Affirmer la « nécessité du paysage » (de sa beauté si souvent insultée), c’est implicitement prendre le parti d’une poétique de l’affirmation, du consentement au monde, poétique largement répudiée (non sans bien sûr de bonnes raisons) par la modernité. Celle-ci aura en effet préféré une poétique de la négation, celle où s’exerce avant tout ce sens du négatif si essentiel au refus des dogmes et idéologies divers, à l’esprit critique issu des Lumières. Il importe pourtant à la poésie de faire droit à l’affirmation, comme ont pu le souligner, chacun à sa manière, Gracq aussi bien que Bonnefoy (« Affirmer, tel est mon souci », écrivait ainsi le second dans ses « Tombeaux de Ravenne »).
Respirer, remarque Marielle Macé, citant cette fois Henri Michaux, c’est déjà témoigner d’un désir d’« acquiescement à la vie et au monde ». L’éloge est alors une modalité essentielle de la poésie (non la seule bien entendu). L’auteure le souligne en quelques pages magnifiques où elle évoque la figure d’Andrea Zanzotto, « écopoète » avant l’heure. Bien que lui-même souffrant de diverses allergies respiratoires, bien qu’ayant à subir « l’épreuve intime du souffle court », il se garda bien de vitupérer contre le monde rural où il vivait. Il comprit au contraire qu’il était de son devoir du poète de porter à la parole « la beltà du monde vivant », « cette beauté dont la poésie a la charge, puisqu’elle est fondamentalement éloge, parole d’un (pour un) monde qui se louerait presque lui-même. »
Aspirer, inspirer, expirer, conspirer…. L’essai décline les multiples alentours du verbes respirer. Attentif à la lettre, il s’attarde ainsi à la notion d’« âme », la reconduisant à son sens antique de souffle vital. Il prend aussi appui sur la catégorie grammaticale de « voix moyenne », montrant à travers elle comment, vivants doués de parole, nous sommes solidaires d’un milieu.
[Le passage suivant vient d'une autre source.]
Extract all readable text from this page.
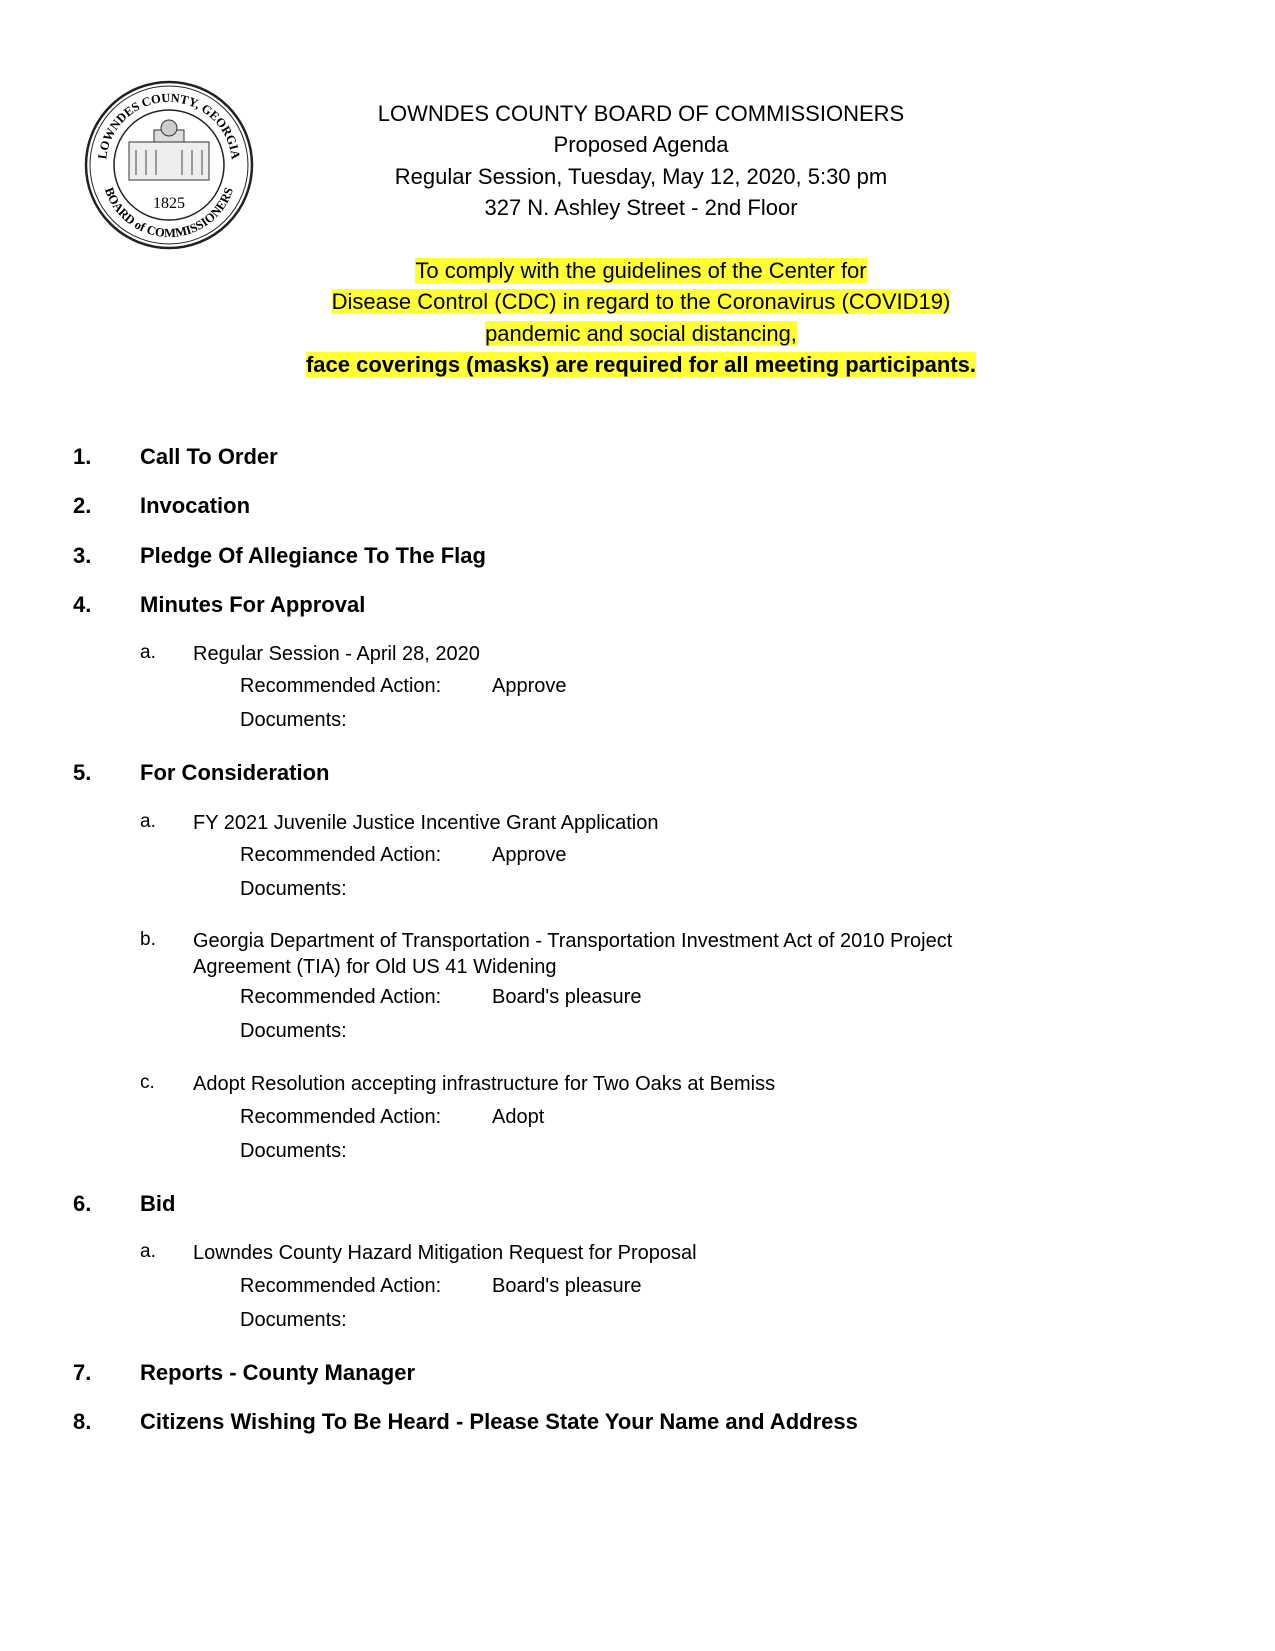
1825
LOWNDES COUNTY, GEORGIA
BOARD of COMMISSIONERS
LOWNDES COUNTY BOARD OF COMMISSIONERS
Proposed Agenda
Regular Session, Tuesday, May 12, 2020, 5:30 pm
327 N. Ashley Street - 2nd Floor
To comply with the guidelines of the Center for
Disease Control (CDC) in regard to the Coronavirus (COVID19)
pandemic and social distancing,
face coverings (masks) are required for all meeting participants.
1. Call To Order
2. Invocation
3. Pledge Of Allegiance To The Flag
4. Minutes For Approval
a. Regular Session - April 28, 2020
Recommended Action:	Approve
Documents:
5. For Consideration
a. FY 2021 Juvenile Justice Incentive Grant Application
Recommended Action:	Approve
Documents:
b. Georgia Department of Transportation - Transportation Investment Act of 2010 Project
Agreement (TIA) for Old US 41 Widening
Recommended Action:	Board's pleasure
Documents:
c. Adopt Resolution accepting infrastructure for Two Oaks at Bemiss
Recommended Action:	Adopt
Documents:
6. Bid
a. Lowndes County Hazard Mitigation Request for Proposal
Recommended Action:	Board's pleasure
Documents:
7. Reports - County Manager
8. Citizens Wishing To Be Heard - Please State Your Name and Address
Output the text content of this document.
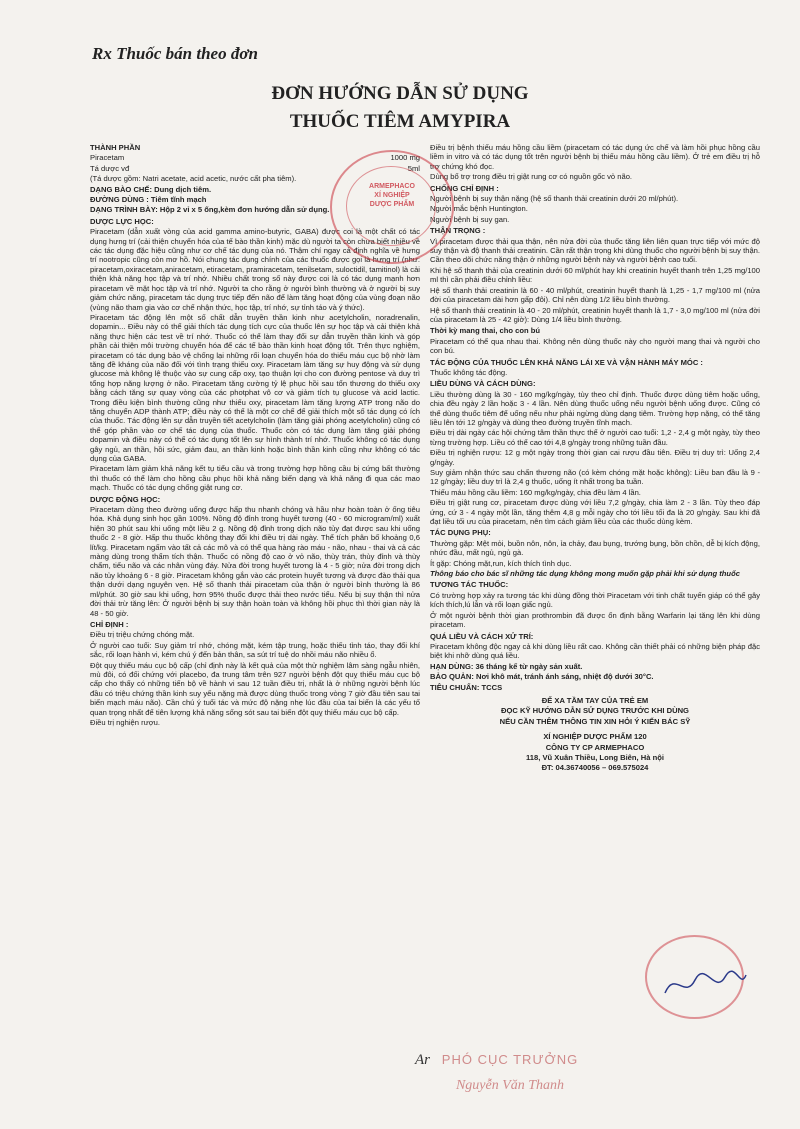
Rx Thuốc bán theo đơn
ĐƠN HƯỚNG DẪN SỬ DỤNG
THUỐC TIÊM AMYPIRA

THÀNH PHẦN

Piracetam	1000 mg

Tá dược vđ	5ml

(Tá dược gồm: Natri acetate, acid acetic, nước cất pha tiêm).

DẠNG BÀO CHẾ: Dung dịch tiêm.

ĐƯỜNG DÙNG : Tiêm tĩnh mạch

DẠNG TRÌNH BÀY: Hộp 2 vỉ x 5 ống,kèm đơn hướng dẫn sử dụng.

DƯỢC LỰC HỌC:

Piracetam (dẫn xuất vòng của acid gamma amino-butyric, GABA) được coi là một chất có tác dụng hưng trí (cải thiện chuyển hóa của tế bào thần kinh) mặc dù người ta còn chưa biết nhiều về các tác dụng đặc hiệu cũng như cơ chế tác dụng của nó. Thậm chí ngay cả định nghĩa về hưng trí nootropic cũng còn mơ hồ. Nói chung tác dụng chính của các thuốc được gọi là hưng trí (như: piracetam,oxiracetam,aniracetam, etiracetam, pramiracetam, tenilsetam, suloctidil, tamitinol) là cải thiện khả năng học tập và trí nhớ. Nhiều chất trong số này được coi là có tác dụng mạnh hơn piracetam về mặt học tập và trí nhớ. Người ta cho rằng ở người bình thường và ở người bị suy giảm chức năng, piracetam tác dụng trực tiếp đến não để làm tăng hoạt động của vùng đoạn não (vùng não tham gia vào cơ chế nhận thức, học tập, trí nhớ, sự tỉnh táo và ý thức).

Piracetam tác động lên một số chất dẫn truyền thần kinh như acetylcholin, noradrenalin, dopamin... Điều này có thể giải thích tác dụng tích cực của thuốc lên sự học tập và cải thiện khả năng thực hiện các test về trí nhớ. Thuốc có thể làm thay đổi sự dẫn truyền thần kinh và góp phần cải thiện môi trường chuyển hóa để các tế bào thần kinh hoạt động tốt. Trên thực nghiệm, piracetam có tác dụng bảo vệ chống lại những rối loạn chuyển hóa do thiếu máu cục bộ nhờ làm tăng đề kháng của não đối với tình trạng thiếu oxy. Piracetam làm tăng sự huy động và sử dụng glucose mà không lệ thuộc vào sự cung cấp oxy, tạo thuận lợi cho con đường pentose và duy trì tổng hợp năng lượng ở não. Piracetam tăng cường tỷ lệ phục hồi sau tổn thương do thiếu oxy bằng cách tăng sự quay vòng của các photphat vô cơ và giảm tích tụ glucose và acid lactic. Trong điều kiện bình thường cũng như thiếu oxy, piracetam làm tăng lượng ATP trong não do tăng chuyển ADP thành ATP; điều này có thể là một cơ chế để giải thích một số tác dụng có ích của thuốc. Tác động lên sự dẫn truyền tiết acetylcholin (làm tăng giải phóng acetylcholin) cũng có thể góp phần vào cơ chế tác dụng của thuốc. Thuốc còn có tác dụng làm tăng giải phóng dopamin và điều này có thể có tác dụng tốt lên sự hình thành trí nhớ. Thuốc không có tác dụng gây ngủ, an thần, hồi sức, giảm đau, an thần kinh hoặc bình thần kinh cũng như không có tác dụng của GABA.

Piracetam làm giảm khả năng kết tụ tiểu cầu và trong trường hợp hồng cầu bị cứng bất thường thì thuốc có thể làm cho hồng cầu phục hồi khả năng biến dạng và khả năng đi qua các mao mạch. Thuốc có tác dụng chống giật rung cơ.

DƯỢC ĐỘNG HỌC:

Piracetam dùng theo đường uống được hấp thu nhanh chóng và hầu như hoàn toàn ở ống tiêu hóa. Khả dụng sinh học gần 100%. Nồng độ đỉnh trong huyết tương (40 - 60 microgram/ml) xuất hiện 30 phút sau khi uống một liều 2 g. Nồng độ đỉnh trong dịch não tủy đạt được sau khi uống thuốc 2 - 8 giờ. Hấp thu thuốc không thay đổi khi điều trị dài ngày. Thể tích phân bố khoảng 0,6 lít/kg. Piracetam ngấm vào tất cả các mô và có thể qua hàng rào máu - não, nhau - thai và cả các màng dùng trong thẩm tích thận. Thuốc có nồng độ cao ở vỏ não, thùy trán, thùy đỉnh và thùy chẩm, tiểu não và các nhân vùng đáy. Nửa đời trong huyết tương là 4 - 5 giờ; nửa đời trong dịch não tủy khoảng 6 - 8 giờ. Piracetam không gắn vào các protein huyết tương và được đào thải qua thận dưới dạng nguyên vẹn. Hệ số thanh thải piracetam của thận ở người bình thường là 86 ml/phút. 30 giờ sau khi uống, hơn 95% thuốc được thải theo nước tiểu. Nếu bị suy thận thì nửa đời thải trừ tăng lên: Ở người bệnh bị suy thận hoàn toàn và không hồi phục thì thời gian này là 48 - 50 giờ.

CHỈ ĐỊNH :

Điều trị triệu chứng chóng mặt.

Ở người cao tuổi: Suy giảm trí nhớ, chóng mặt, kém tập trung, hoặc thiếu tỉnh táo, thay đổi khí sắc, rối loạn hành vi, kém chú ý đến bản thân, sa sút trí tuệ do nhồi máu não nhiều ổ.

Đột quỵ thiếu máu cục bộ cấp (chỉ định này là kết quả của một thử nghiệm lâm sàng ngẫu nhiên, mù đôi, có đối chứng với placebo, đa trung tâm trên 927 người bệnh đột quỵ thiếu máu cục bộ cấp cho thấy có những tiến bộ về hành vi sau 12 tuần điều trị, nhất là ở những người bệnh lúc đầu có triệu chứng thần kinh suy yếu nặng mà được dùng thuốc trong vòng 7 giờ đầu tiên sau tai biến mạch máu não). Cần chú ý tuổi tác và mức độ nặng nhẹ lúc đầu của tai biến là các yếu tố quan trọng nhất để tiên lượng khả năng sống sót sau tai biến đột quỵ thiếu máu cục bộ cấp.

Điều trị nghiện rượu.

Điều trị bệnh thiếu máu hồng cầu liềm (piracetam có tác dụng ức chế và làm hồi phục hồng cầu liềm in vitro và có tác dụng tốt trên người bệnh bị thiếu máu hồng cầu liềm). Ở trẻ em điều trị hỗ trợ chứng khó đọc.

Dùng bổ trợ trong điều trị giật rung cơ có nguồn gốc vỏ não.

CHỐNG CHỈ ĐỊNH :

Người bệnh bị suy thận nặng (hệ số thanh thải creatinin dưới 20 ml/phút).

Người mắc bệnh Huntington.

Người bệnh bị suy gan.

THẬN TRỌNG :

Vì piracetam được thải qua thận, nên nửa đời của thuốc tăng liên liên quan trực tiếp với mức độ suy thận và độ thanh thải creatinin. Cần rất thận trọng khi dùng thuốc cho người bệnh bị suy thận. Cần theo dõi chức năng thận ở những người bệnh này và người bệnh cao tuổi.

Khi hệ số thanh thải của creatinin dưới 60 ml/phút hay khi creatinin huyết thanh trên 1,25 mg/100 ml thì cần phải điều chỉnh liều:

Hệ số thanh thải creatinin là 60 - 40 ml/phút, creatinin huyết thanh là 1,25 - 1,7 mg/100 ml (nửa đời của piracetam dài hơn gấp đôi). Chỉ nên dùng 1/2 liều bình thường.

Hệ số thanh thải creatinin là 40 - 20 ml/phút, creatinin huyết thanh là 1,7 - 3,0 mg/100 ml (nửa đời của piracetam là 25 - 42 giờ): Dùng 1/4 liều bình thường.

Thời kỳ mang thai, cho con bú

Piracetam có thể qua nhau thai. Không nên dùng thuốc này cho người mang thai và người cho con bú.

TÁC ĐỘNG CỦA THUỐC LÊN KHẢ NĂNG LÁI XE VÀ VẬN HÀNH MÁY MÓC :

Thuốc không tác động.

LIỀU DÙNG VÀ CÁCH DÙNG:

Liều thường dùng là 30 - 160 mg/kg/ngày, tùy theo chỉ định. Thuốc được dùng tiêm hoặc uống, chia đều ngày 2 lần hoặc 3 - 4 lần. Nên dùng thuốc uống nếu người bệnh uống được. Cũng có thể dùng thuốc tiêm để uống nếu như phải ngừng dùng dạng tiêm. Trường hợp nặng, có thể tăng liều lên tới 12 g/ngày và dùng theo đường truyền tĩnh mạch.

Điều trị dài ngày các hội chứng tâm thần thực thể ở người cao tuổi: 1,2 - 2,4 g một ngày, tùy theo từng trường hợp. Liều có thể cao tới 4,8 g/ngày trong những tuần đầu.

Điều trị nghiện rượu: 12 g một ngày trong thời gian cai rượu đầu tiên. Điều trị duy trì: Uống 2,4 g/ngày.

Suy giảm nhận thức sau chấn thương não (có kèm chóng mặt hoặc không): Liều ban đầu là 9 - 12 g/ngày; liều duy trì là 2,4 g thuốc, uống ít nhất trong ba tuần.

Thiếu máu hồng cầu liềm: 160 mg/kg/ngày, chia đều làm 4 lần.

Điều trị giật rung cơ, piracetam được dùng với liều 7,2 g/ngày, chia làm 2 - 3 lần. Tùy theo đáp ứng, cứ 3 - 4 ngày một lần, tăng thêm 4,8 g mỗi ngày cho tới liều tối đa là 20 g/ngày. Sau khi đã đạt liều tối ưu của piracetam, nên tìm cách giảm liều của các thuốc dùng kèm.

TÁC DỤNG PHỤ:

Thường gặp: Mệt mỏi, buồn nôn, nôn, ỉa chảy, đau bụng, trướng bụng, bồn chồn, dễ bị kích động, nhức đầu, mất ngủ, ngủ gà.

Ít gặp: Chóng mặt,run, kích thích tình dục.

Thông báo cho bác sĩ những tác dụng không mong muốn gặp phải khi sử dụng thuốc

TƯƠNG TÁC THUỐC:

Có trường hợp xảy ra tương tác khi dùng đồng thời Piracetam với tinh chất tuyến giáp có thể gây kích thích,lú lẫn và rối loạn giấc ngủ.

Ở một người bệnh thời gian prothrombin đã được ổn định bằng Warfarin lại tăng lên khi dùng piracetam.

QUÁ LIỀU VÀ CÁCH XỬ TRÍ:

Piracetam không độc ngay cả khi dùng liều rất cao. Không cần thiết phải có những biện pháp đặc biệt khi nhỡ dùng quá liều.

HẠN DÙNG: 36 tháng kể từ ngày sản xuất.

BẢO QUẢN: Nơi khô mát, tránh ánh sáng, nhiệt độ dưới 30°C.

TIÊU CHUẨN: TCCS

ĐỂ XA TẦM TAY CỦA TRẺ EM

ĐỌC KỸ HƯỚNG DẪN SỬ DỤNG TRƯỚC KHI DÙNG

NẾU CẦN THÊM THÔNG TIN XIN HỎI Ý KIẾN BÁC SỸ

XÍ NGHIỆP DƯỢC PHẨM 120

CÔNG TY CP ARMEPHACO

118, Vũ Xuân Thiều, Long Biên, Hà nội

ĐT: 04.36740056 – 069.575024

ARMEPHACO
XÍ NGHIỆP
DƯỢC PHẨM
Ar PHÓ CỤC TRƯỞNG
Nguyễn Văn Thanh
Il s’ensuit que la question de la respiration ne peut pas ne pas être aussi une question politique. Respirer, c’est participer du monde, en être partie prenante ; c’est aspirer du même coup à un monde qui ne soit pas dénué d’espérance – une espérance « pour tout le monde ». Car « immense [est] le besoin d’air et de sens qui se fait sentir un peu partout ».
Pas facile cependant, aujourd’hui que la planète plus que jamais étouffe, de maintenir le cap d’un « dialogue pneumatique avec la vie ». Il le faut pourtant, fût-ce contre tout espoir, et la parole y contribuera d’autant mieux qu’elle sera « huilée » (comme le veut la culture dogon) ; qu’y prévaudront cette douceur et cette fraternité qui font du séjour des humains, quand il est à son meilleur, une « cité de paroles » (selon le titre d’un beau livre de Stéphane Bouquet).
Emaillée d’incises autobiographiques (le père de l’auteure souffrant de « farinose », cet asthme spécifique des boulangers ; les « paysages intoxiqués » du lieu de naissance, « l’enfant asthmatique qui demeure et se souvient » dans l’adulte…), l’écriture de Marielle Macé frappe par sa capacité à sans cesse bifurquer, di-gresser, non pas pour s’éloigner de son objet, mais pour en élargir le spectre et en faire sentir toutes les harmoniques. En sa précision toute phénoménologique, en son sens de la nuance et de la variation sensible, elle fera penser peut-être (en tout cas elle m’a fait penser) à la démarche imaginative d’un Bachelard, à sa capacité d’ouvrir, par son art du pas de côté, de nouveaux territoires à la pensée.
* L’auteure emprunte l’expression au titre d’un livre de Luce Irigaray, L’Oubli de l’air chez Martin Heidegger (Minuit, 1983).